Here are two article headlines I’ve seen in the past 24 hours:

LinkedIn Replaces Facebook as Top Social Tool

Facebook Wins In Social Media Time-Spend

Twitter Beats Facebook for B2B Lead Generation

OK, so you’re telling me that LinkedIn is the “top” social tool, but Facebook wins over LinkedIn and Twitter while Twitter beats Facebook. Sounds like a game of “Rock, Paper, Scissors” right? How’s a marketer supposed to know which is best?

Before we can address that, we need to [gasp] read beyond the headlines. Let’s examine each article and the underlying data.

LinkedIn Replaces Facebook as Top Social Tool

This article comes via MarketingProfs and takes a look at how the fastest growing private companies are using social media. Their headline is based on the fact that the number of companies using LinkedIn (81%) has eclipsed the number using Facebook (67%).

Growth in Social Media Tools

So what does this data tell us? Not too much, unless your marketing plan is to follow what everyone else is doing. Based on the inbound marketing evaluations I’ve been doing for the past few years, businesses are getting worse at social media, not better! So I’d be cautious about following the crowd.

Facebook Wins In Social Media Time-Spend

This article came courtesy of Business Insider. They cite data from comScore, which shows that based on share of time spent on social media, Facebook is the undisputed king, Big Kahuna and 800 pound gorilla all rolled into one.

Share of time spent on social media Dec-2012

This is one of the more lop-sided graphs you’ll ever see! So why are companies putting fewer resources into Facebook? Well, ostensibly they’ve tried it and did not see great results. So it must be because LinkedIn is better than Facebook, right? It couldn’t possibly be because the companies sucked at Facebook marketing, right?

Twitter Beats Facebook for B2B Lead Generation – or Does It?

This article from Graham Jones is finally looking under the right rocks and asking intelligent questions about the data. He’s talking about data from eMarketer that suggests Twitter is the king of lead generation for B2B:

social media B2B lead

social media B2B lead

Graham smartly points out that this is based on a small set of data and that it doesn’t provide conversion rates. Bingo! “What we do not know – and which is much more important – is the conversion rate of those leads.

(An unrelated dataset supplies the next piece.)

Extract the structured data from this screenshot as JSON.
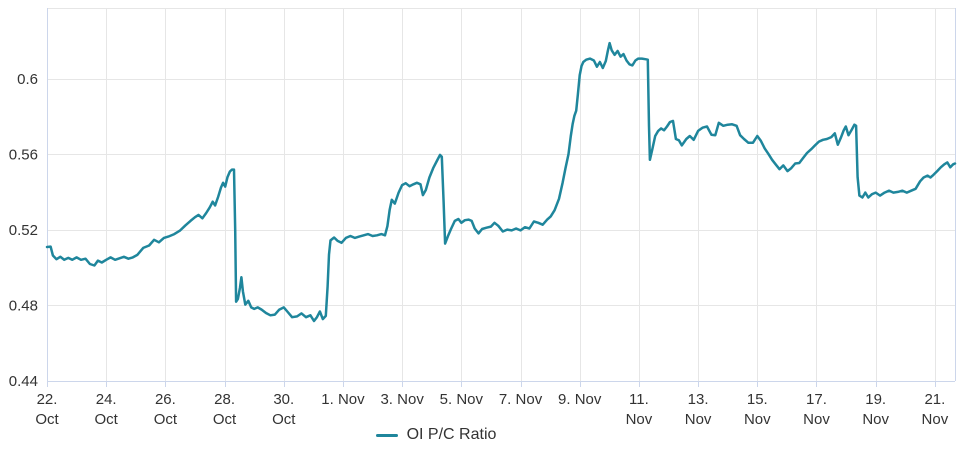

It may well be that none of the 82% of the leads generated by Twitter actually converted into customers, whereas it may be that, say, 10% of the leads from LinkedIn converted.”

So what’s the best social network based on these metrics?

I Hate to Say It, But…

“It depends.” Seriously, I hate to say that because it’s not an answer. So let me elaborate.

The “best” social network is the one that helps you meet your goals. If your goal is brand awareness, then you’re looking for exposure. If your goal is selling a good or service, then you’re looking for customers. Since the latter goal is the most common, let’s take a look at that.

Landing customers is a function of three variables; volume, conversion rate and quality:

  • Volume is the quantity of visits you receive from your social media activities.
  • Conversion rate is the percentage of those visits that convert to leads.
  • Quality is the degree to which those leads conform to your target marketing personae.

In my experience, each of these social media networks has different value to offer in all three of these areas. Here’s a very crude representation of what I’ve seen from dozens of campaigns I’ve run for my own projects and clients:

Social media marketing lead generation

Some important caveats need to be mentioned:

  1. This assumes that each channel is being used well and according to its strengths! Just robo-posting the exact same content on all three networks is exactly the wrong thing to do in most cases.
  2. Most (but not all) of this qualitative assessment comes from B2B marketing, which is the lion’s share of my experience.
  3. This is at odds with the chart from eMarketer, which showed a higher volume from Facebook than Twitter. But in my experience, that’s because companies do a slightly better job with Facebook than Twitter.
  4. Conspicuously absent is the sleeping giant, Google+. Ignore at your own peril!

So based on this chart, which social network is the “best?” You could just as accurately answer “all” as you could “none.” The final – and most important – caveat here is that your mileage may vary. There are many, many moving parts that will affect each of these variables and you need to use the proper strategies and techniques in each network.

But the key is not to rely too heavily on others’ data. Try your own experiments and find out what works for you!